In deze zaak heeft de Rechtbank Den Haag op 2 oktober 2024 uitspraak gedaan in een geschil tussen een eiser, afkomstig uit Kosovo, en de minister van Asiel en Migratie. De minister had op 16 december 2022 besloten om de asielvergunning van de eiser in te trekken, alsook een terugkeerbesluit en een inreisverbod voor tien jaar opgelegd. Dit besluit was gebaseerd op de strafrechtelijke veroordeling van de eiser voor een poging tot doodslag, gepleegd op 11 juni 2020, waarvoor hij een gevangenisstraf van 24 maanden had gekregen. De rechtbank heeft het beroep van de eiser op 12 juni 2024 behandeld, waarbij zowel de eiser als zijn gemachtigde aanwezig waren, evenals de gemachtigde van de minister.

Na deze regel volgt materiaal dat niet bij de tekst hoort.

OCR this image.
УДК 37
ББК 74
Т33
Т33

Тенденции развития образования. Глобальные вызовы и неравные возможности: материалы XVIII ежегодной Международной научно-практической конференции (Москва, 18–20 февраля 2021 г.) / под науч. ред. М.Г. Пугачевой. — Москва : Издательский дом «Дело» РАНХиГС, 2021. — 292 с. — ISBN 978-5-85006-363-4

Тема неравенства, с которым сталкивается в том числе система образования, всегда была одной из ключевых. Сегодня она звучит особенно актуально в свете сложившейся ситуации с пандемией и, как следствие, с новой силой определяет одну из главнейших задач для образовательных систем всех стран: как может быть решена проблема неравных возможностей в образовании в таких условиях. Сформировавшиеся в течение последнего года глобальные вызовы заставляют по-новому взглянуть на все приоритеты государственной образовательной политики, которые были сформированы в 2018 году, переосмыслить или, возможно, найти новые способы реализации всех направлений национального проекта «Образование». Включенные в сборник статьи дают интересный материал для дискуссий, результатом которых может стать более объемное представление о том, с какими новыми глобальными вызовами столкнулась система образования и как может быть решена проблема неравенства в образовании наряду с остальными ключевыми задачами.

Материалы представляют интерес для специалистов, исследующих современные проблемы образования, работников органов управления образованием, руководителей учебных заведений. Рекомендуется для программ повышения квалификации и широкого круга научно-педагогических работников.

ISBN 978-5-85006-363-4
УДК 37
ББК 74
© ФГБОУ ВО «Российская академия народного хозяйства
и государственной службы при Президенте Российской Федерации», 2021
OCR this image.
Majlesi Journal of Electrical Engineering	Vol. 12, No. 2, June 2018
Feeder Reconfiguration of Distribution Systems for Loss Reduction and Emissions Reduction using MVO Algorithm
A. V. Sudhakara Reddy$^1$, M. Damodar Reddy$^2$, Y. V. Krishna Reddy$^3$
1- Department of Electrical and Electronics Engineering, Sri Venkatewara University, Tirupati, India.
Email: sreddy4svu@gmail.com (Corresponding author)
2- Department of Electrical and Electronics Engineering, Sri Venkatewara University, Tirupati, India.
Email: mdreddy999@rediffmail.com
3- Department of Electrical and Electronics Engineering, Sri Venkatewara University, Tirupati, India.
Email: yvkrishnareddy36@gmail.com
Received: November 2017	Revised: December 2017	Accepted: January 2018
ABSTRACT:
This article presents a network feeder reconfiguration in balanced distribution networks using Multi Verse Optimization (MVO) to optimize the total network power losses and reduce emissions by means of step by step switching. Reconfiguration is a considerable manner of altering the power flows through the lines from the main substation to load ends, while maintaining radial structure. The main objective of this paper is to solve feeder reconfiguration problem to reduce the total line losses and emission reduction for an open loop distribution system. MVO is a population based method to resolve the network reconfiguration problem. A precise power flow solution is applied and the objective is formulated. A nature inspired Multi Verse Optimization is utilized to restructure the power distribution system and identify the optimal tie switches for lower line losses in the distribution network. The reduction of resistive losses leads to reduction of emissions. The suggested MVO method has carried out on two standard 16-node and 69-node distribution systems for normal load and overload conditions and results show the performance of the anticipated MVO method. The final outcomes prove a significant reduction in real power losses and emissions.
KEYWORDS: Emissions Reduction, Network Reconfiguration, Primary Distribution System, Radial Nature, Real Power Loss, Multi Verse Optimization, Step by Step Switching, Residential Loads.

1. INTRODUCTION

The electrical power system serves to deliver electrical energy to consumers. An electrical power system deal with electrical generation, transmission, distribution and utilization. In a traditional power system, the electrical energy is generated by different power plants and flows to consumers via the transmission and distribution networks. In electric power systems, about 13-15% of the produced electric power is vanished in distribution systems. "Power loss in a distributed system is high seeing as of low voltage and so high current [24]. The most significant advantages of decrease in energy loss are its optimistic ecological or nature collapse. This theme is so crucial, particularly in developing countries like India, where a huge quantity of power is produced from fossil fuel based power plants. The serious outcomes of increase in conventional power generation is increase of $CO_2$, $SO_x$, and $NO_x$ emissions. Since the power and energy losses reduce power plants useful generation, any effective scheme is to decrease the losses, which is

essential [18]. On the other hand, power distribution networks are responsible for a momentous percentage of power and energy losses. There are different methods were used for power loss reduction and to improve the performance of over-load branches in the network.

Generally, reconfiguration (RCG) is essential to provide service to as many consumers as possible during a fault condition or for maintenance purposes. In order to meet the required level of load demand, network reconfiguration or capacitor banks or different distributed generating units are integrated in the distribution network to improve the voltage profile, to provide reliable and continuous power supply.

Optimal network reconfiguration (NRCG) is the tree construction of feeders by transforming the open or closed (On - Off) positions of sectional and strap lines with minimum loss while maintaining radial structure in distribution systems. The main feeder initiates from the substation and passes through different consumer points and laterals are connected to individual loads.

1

De rechtbank heeft overwogen dat de intrekking van de asielvergunning alleen kan plaatsvinden indien de vreemdeling is veroordeeld voor een bijzonder ernstig misdrijf en een gevaar vormt voor de gemeenschap. De rechtbank heeft daarbij de arresten van het Hof van Justitie van 6 juli 2023 betrokken en de uitspraak van 28 februari 2024, waarin de voorwaarden voor de kwalificatie van een misdrijf als 'bijzonder ernstig' zijn uiteengezet. De rechtbank concludeert dat de poging tot doodslag in dit geval niet kan worden gekwalificeerd als een bijzonder ernstig misdrijf, omdat de opgelegde straf aan de onderkant van de gebruikelijke strafeisen ligt en niet voldoet aan de criteria die door het Hof van Justitie zijn gesteld.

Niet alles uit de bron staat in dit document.